Our synthesis of the research sites, participant groups and dominant research objectives and methods are an attempt to make visible current priorities and practices in teacher education research as exemplified in this issue’s seven articles. Overall, many of the articles do not dwell too much on the methodological underpinning of their studies, beyond design considerations and descriptions of well-accepted methods. This is not to criticise authors but to signal the possibility of thinking about some of the problematics of research methodology in relation to the writing, that is, how, when and why to write about methodological details? Also, limited attention to the research methodological work in a paper does not mean that the work has not been done or that it is not important. But it does raise questions about the actual processes of knowledge production, their documentation, and how much they matter.

Seen together as a whole, it is evident that teacher education researchers prioritise mounting a case for the research question or problem and its significance and contribution to the field, and then defend their findings. Interestingly, all papers foreground the theoretical framework and locate it centrally as a resource for interpreting the data. We suggest that an important touchstone and reference point from these papers is the value of strong theoretical resources and the revelatory insights that they can generate.

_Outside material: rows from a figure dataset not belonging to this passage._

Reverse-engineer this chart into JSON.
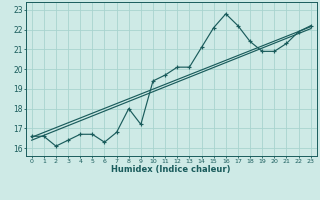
{
  "xlabel": "Humidex (Indice chaleur)",
  "bg_color": "#ceeae6",
  "grid_color": "#a8d4cf",
  "line_color": "#1a5c5c",
  "xlim": [
    -0.5,
    23.5
  ],
  "ylim": [
    15.6,
    23.4
  ],
  "xticks": [
    0,
    1,
    2,
    3,
    4,
    5,
    6,
    7,
    8,
    9,
    10,
    11,
    12,
    13,
    14,
    15,
    16,
    17,
    18,
    19,
    20,
    21,
    22,
    23
  ],
  "yticks": [
    16,
    17,
    18,
    19,
    20,
    21,
    22,
    23
  ],
  "data_x": [
    0,
    1,
    2,
    3,
    4,
    5,
    6,
    7,
    8,
    9,
    10,
    11,
    12,
    13,
    14,
    15,
    16,
    17,
    18,
    19,
    20,
    21,
    22,
    23
  ],
  "data_y": [
    16.6,
    16.6,
    16.1,
    16.4,
    16.7,
    16.7,
    16.3,
    16.8,
    18.0,
    17.2,
    19.4,
    19.7,
    20.1,
    20.1,
    21.1,
    22.1,
    22.8,
    22.2,
    21.4,
    20.9,
    20.9,
    21.3,
    21.9,
    22.2
  ],
  "reg1_y_start": 16.4,
  "reg1_y_end": 22.05,
  "reg2_y_start": 16.55,
  "reg2_y_end": 22.15
}
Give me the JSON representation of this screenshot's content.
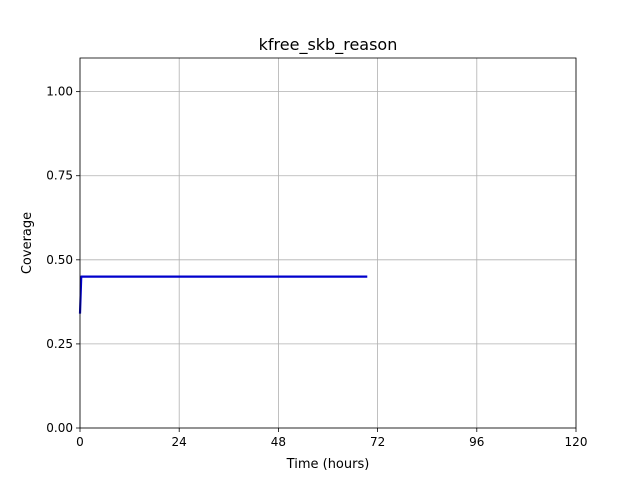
{
  "chart_data": {
    "type": "line",
    "title": "kfree_skb_reason",
    "xlabel": "Time (hours)",
    "ylabel": "Coverage",
    "xlim": [
      0,
      120
    ],
    "ylim": [
      0,
      1.1
    ],
    "xticks": [
      0,
      24,
      48,
      72,
      96,
      120
    ],
    "xtick_labels": [
      "0",
      "24",
      "48",
      "72",
      "96",
      "120"
    ],
    "yticks": [
      0,
      0.25,
      0.5,
      0.75,
      1.0
    ],
    "ytick_labels": [
      "0.00",
      "0.25",
      "0.50",
      "0.75",
      "1.00"
    ],
    "grid": true,
    "series": [
      {
        "color": "#0000cc",
        "x": [
          0,
          0.3,
          1,
          10,
          24,
          48,
          69.5
        ],
        "y": [
          0.34,
          0.45,
          0.45,
          0.45,
          0.45,
          0.45,
          0.45
        ]
      }
    ]
  }
}
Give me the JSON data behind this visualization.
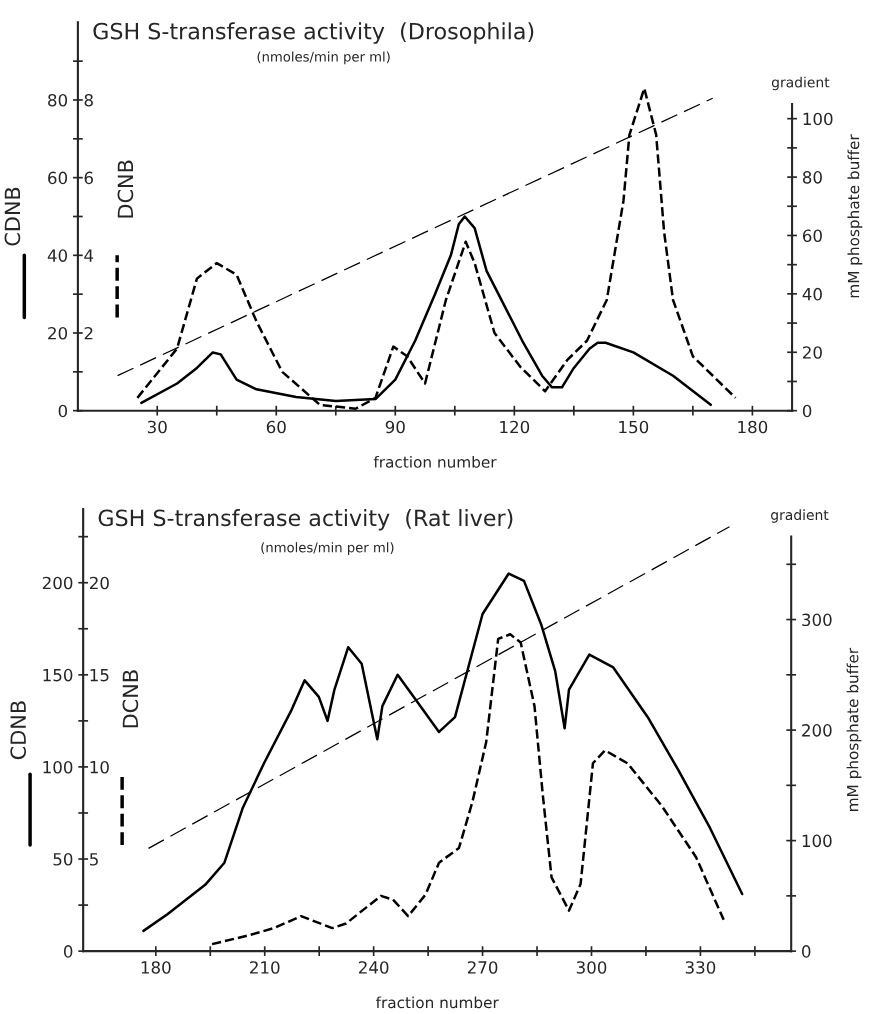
{
  "chart_data": [
    {
      "type": "line",
      "title": "GSH S-transferase activity  (Drosophila)",
      "subtitle": "(nmoles/min per ml)",
      "xlabel": "fraction number",
      "ylabel": "CDNB",
      "y3label": "DCNB",
      "y2label": "mM phosphate buffer",
      "annotations": [
        "gradient"
      ],
      "xlim": [
        10,
        190
      ],
      "xticks": [
        30,
        {
          "value": 45,
          "label": null
        },
        60,
        {
          "value": 75,
          "label": null
        },
        90,
        {
          "value": 105,
          "label": null
        },
        120,
        {
          "value": 135,
          "label": null
        },
        150,
        {
          "value": 165,
          "label": null
        },
        180
      ],
      "ylim": [
        0,
        100
      ],
      "yticks": [
        0,
        {
          "value": 10,
          "label": null
        },
        20,
        {
          "value": 30,
          "label": null
        },
        40,
        {
          "value": 50,
          "label": null
        },
        60,
        {
          "value": 70,
          "label": null
        },
        80,
        {
          "value": 90,
          "label": null
        }
      ],
      "y3lim": [
        0,
        10
      ],
      "y3ticks": [
        2,
        4,
        6,
        8
      ],
      "y2lim": [
        0,
        133
      ],
      "y2ticks": [
        0,
        {
          "value": 10,
          "label": null
        },
        20,
        {
          "value": 30,
          "label": null
        },
        40,
        {
          "value": 50,
          "label": null
        },
        60,
        {
          "value": 70,
          "label": null
        },
        80,
        {
          "value": 90,
          "label": null
        },
        100
      ],
      "series": [
        {
          "color": "#000000",
          "line_style": "solid",
          "x": [
            26,
            35,
            40,
            44,
            46,
            50,
            55,
            65,
            75,
            85,
            90,
            95,
            100,
            104,
            106,
            107.5,
            110,
            113,
            117,
            122,
            127,
            129.5,
            132,
            135,
            139,
            141,
            143,
            150,
            160,
            169.5
          ],
          "values": [
            2,
            7,
            11,
            15,
            14.5,
            8,
            5.5,
            3.5,
            2.5,
            3,
            8,
            18,
            30,
            40,
            48,
            50,
            47,
            36,
            28,
            18,
            9,
            6,
            6,
            11,
            16,
            17.5,
            17.5,
            15,
            9,
            1.5
          ]
        },
        {
          "axis": "y3",
          "color": "#000000",
          "line_style": "dashed",
          "x": [
            25,
            35,
            40,
            45,
            50,
            55,
            61.5,
            71,
            80,
            85,
            89.5,
            93,
            97.5,
            102.75,
            107.75,
            110,
            115,
            121.5,
            127.75,
            133.3,
            138.3,
            143.3,
            147.5,
            149,
            152.75,
            155.75,
            157.75,
            160,
            165,
            175.75
          ],
          "values": [
            0.33,
            1.6,
            3.4,
            3.8,
            3.5,
            2.3,
            1.0,
            0.15,
            0.05,
            0.33,
            1.65,
            1.4,
            0.7,
            2.85,
            4.35,
            3.8,
            2.0,
            1.13,
            0.5,
            1.3,
            1.8,
            2.85,
            5.4,
            7.1,
            8.3,
            7.1,
            4.6,
            2.85,
            1.4,
            0.33
          ]
        },
        {
          "axis": "y2",
          "color": "#000000",
          "line_style": "dashed",
          "x": [
            20,
            170
          ],
          "values": [
            12,
            107
          ]
        }
      ]
    },
    {
      "type": "line",
      "title": "GSH S-transferase activity  (Rat liver)",
      "subtitle": "(nmoles/min per ml)",
      "xlabel": "fraction number",
      "ylabel": "CDNB",
      "y3label": "DCNB",
      "y2label": "mM phosphate buffer",
      "annotations": [
        "gradient"
      ],
      "xlim": [
        160,
        355
      ],
      "xticks": [
        180,
        {
          "value": 195,
          "label": null
        },
        210,
        {
          "value": 225,
          "label": null
        },
        240,
        {
          "value": 255,
          "label": null
        },
        270,
        {
          "value": 285,
          "label": null
        },
        300,
        {
          "value": 315,
          "label": null
        },
        330,
        {
          "value": 345,
          "label": null
        }
      ],
      "ylim": [
        0,
        240
      ],
      "yticks": [
        0,
        {
          "value": 25,
          "label": null
        },
        50,
        {
          "value": 75,
          "label": null
        },
        100,
        {
          "value": 125,
          "label": null
        },
        150,
        {
          "value": 175,
          "label": null
        },
        200,
        {
          "value": 225,
          "label": null
        }
      ],
      "y3lim": [
        0,
        24
      ],
      "y3ticks": [
        5,
        10,
        15,
        20
      ],
      "y2lim": [
        0,
        400
      ],
      "y2ticks": [
        0,
        {
          "value": 50,
          "label": null
        },
        100,
        {
          "value": 150,
          "label": null
        },
        200,
        {
          "value": 250,
          "label": null
        },
        300,
        {
          "value": 350,
          "label": null
        }
      ],
      "series": [
        {
          "color": "#000000",
          "line_style": "solid",
          "x": [
            176.6,
            183.2,
            193.6,
            198.9,
            204,
            209.8,
            217.4,
            221,
            224.9,
            227.3,
            229.2,
            233,
            236.7,
            241,
            242.4,
            246.6,
            251.4,
            258,
            262.4,
            270,
            277.2,
            281.4,
            286.2,
            290,
            292.6,
            293.8,
            299.4,
            306,
            315.5,
            324,
            332.6,
            341.5
          ],
          "values": [
            11,
            20,
            36,
            48,
            78,
            102,
            131,
            147,
            138,
            125,
            142,
            165,
            156,
            115,
            133,
            150,
            137,
            119,
            127,
            183,
            205,
            201,
            177,
            152,
            121,
            142,
            161,
            154,
            127,
            98,
            67,
            31
          ]
        },
        {
          "axis": "y3",
          "color": "#000000",
          "line_style": "dashed",
          "x": [
            195.5,
            205.8,
            212.5,
            220,
            228.6,
            232.4,
            242,
            245.3,
            249.5,
            254.3,
            258,
            263.5,
            267.2,
            271,
            274.3,
            277.6,
            280.5,
            284.3,
            286.6,
            289,
            293.8,
            297,
            300.4,
            303.7,
            309.9,
            319.3,
            328.8,
            336.4
          ],
          "values": [
            0.38,
            0.87,
            1.25,
            1.9,
            1.25,
            1.5,
            3.0,
            2.8,
            1.9,
            3.07,
            4.8,
            5.6,
            8.1,
            11.35,
            16.95,
            17.2,
            16.75,
            13.3,
            8.45,
            4.0,
            2.2,
            3.65,
            10.2,
            10.9,
            10.2,
            7.9,
            5.1,
            1.7
          ]
        },
        {
          "axis": "y2",
          "color": "#000000",
          "line_style": "dashed",
          "x": [
            178,
            338
          ],
          "values": [
            93,
            384
          ]
        }
      ]
    }
  ]
}
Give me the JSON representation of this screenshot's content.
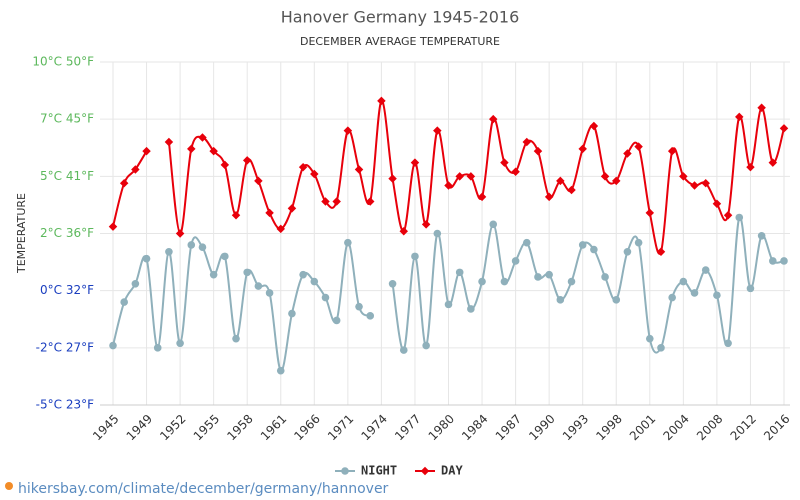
{
  "chart_data": {
    "type": "line",
    "title": "Hanover Germany 1945-2016",
    "subtitle": "DECEMBER AVERAGE TEMPERATURE",
    "y_label": "TEMPERATURE",
    "footer": "hikersbay.com/climate/december/germany/hannover",
    "categories": [
      "1945",
      null,
      null,
      "1949",
      null,
      null,
      "1952",
      null,
      null,
      "1955",
      null,
      null,
      "1958",
      null,
      null,
      "1961",
      null,
      null,
      "1966",
      null,
      null,
      "1971",
      null,
      null,
      "1974",
      null,
      null,
      "1977",
      null,
      null,
      "1980",
      null,
      null,
      "1984",
      null,
      null,
      "1987",
      null,
      null,
      "1990",
      null,
      null,
      "1993",
      null,
      null,
      "1998",
      null,
      null,
      "2001",
      null,
      null,
      "2004",
      null,
      null,
      "2008",
      null,
      null,
      "2012",
      null,
      null,
      "2016"
    ],
    "ylim": [
      -5,
      10
    ],
    "yticks": [
      {
        "value": -5,
        "label": "-5°C 23°F"
      },
      {
        "value": -2.5,
        "label": "-2°C 27°F"
      },
      {
        "value": 0,
        "label": "0°C 32°F"
      },
      {
        "value": 2.5,
        "label": "2°C 36°F"
      },
      {
        "value": 5,
        "label": "5°C 41°F"
      },
      {
        "value": 7.5,
        "label": "7°C 45°F"
      },
      {
        "value": 10,
        "label": "10°C 50°F"
      }
    ],
    "grid": true,
    "legend": "bottom",
    "series": [
      {
        "name": "NIGHT",
        "color": "#8fb0bb",
        "values": [
          -2.4,
          -0.5,
          0.3,
          1.4,
          -2.5,
          1.7,
          -2.3,
          2.0,
          1.9,
          0.7,
          1.5,
          -2.1,
          0.8,
          0.2,
          -0.1,
          -3.5,
          -1.0,
          0.7,
          0.4,
          -0.3,
          -1.3,
          2.1,
          -0.7,
          -1.1,
          null,
          0.3,
          -2.6,
          1.5,
          -2.4,
          2.5,
          -0.6,
          0.8,
          -0.8,
          0.4,
          2.9,
          0.4,
          1.3,
          2.1,
          0.6,
          0.7,
          -0.4,
          0.4,
          2.0,
          1.8,
          0.6,
          -0.4,
          1.7,
          2.1,
          -2.1,
          -2.5,
          -0.3,
          0.4,
          -0.1,
          0.9,
          -0.2,
          -2.3,
          3.2,
          0.1,
          2.4,
          1.3,
          1.3
        ]
      },
      {
        "name": "DAY",
        "color": "#e8000b",
        "values": [
          2.8,
          4.7,
          5.3,
          6.1,
          null,
          6.5,
          2.5,
          6.2,
          6.7,
          6.1,
          5.5,
          3.3,
          5.7,
          4.8,
          3.4,
          2.7,
          3.6,
          5.4,
          5.1,
          3.9,
          3.9,
          7.0,
          5.3,
          3.9,
          8.3,
          4.9,
          2.6,
          5.6,
          2.9,
          7.0,
          4.6,
          5.0,
          5.0,
          4.1,
          7.5,
          5.6,
          5.2,
          6.5,
          6.1,
          4.1,
          4.8,
          4.4,
          6.2,
          7.2,
          5.0,
          4.8,
          6.0,
          6.3,
          3.4,
          1.7,
          6.1,
          5.0,
          4.6,
          4.7,
          3.8,
          3.3,
          7.6,
          5.4,
          8.0,
          5.6,
          7.1
        ]
      }
    ]
  }
}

Finally, we consider some emergent new directions and muse on their potential, especially in relation to our challenge for developing theoretical and methodological resources that are relevant to teacher education. In education research (and other fields, such as migration studies), there is increasing interest in co-design, participatory approaches and community-based initiatives. We wonder whether the contemporary popularity of these approaches tells us something about what is important to think about methodologically for teacher education research. For example, Design-Based Research (DBR) and other design-based approaches (see, for example, Costanza-Chock, Citation2020, on design justice research) can, and should, work to upset researcher–researchee power imbalances and the tired boundary riding of qualitative versus quantitative versus mixed methods. Equally, the “belief” that one must hold in a paradigm (positivism, critical and so on) – though perhaps, design approaches have a “belief” in pragmatism as their paradigmatic basis. In any case, the “co-ness” of design research approaches offers the potential for unlocking the methodological blackbox to scrutiny and new possibilities. In the process, there becomes at least a chance to “see” and think about who and what counts in terms of the production of knowledge about what, for what, and with whom. We ask how these orientations to “co-ness” might contribute to and extend current research priorities and methodological practices in the future, for example, around perceptions, partnerships and professional learning in teacher education? We suggest that such queries may open up research to its politics – depending, of course, on what we mean by politics and whether such questions matter to researchers.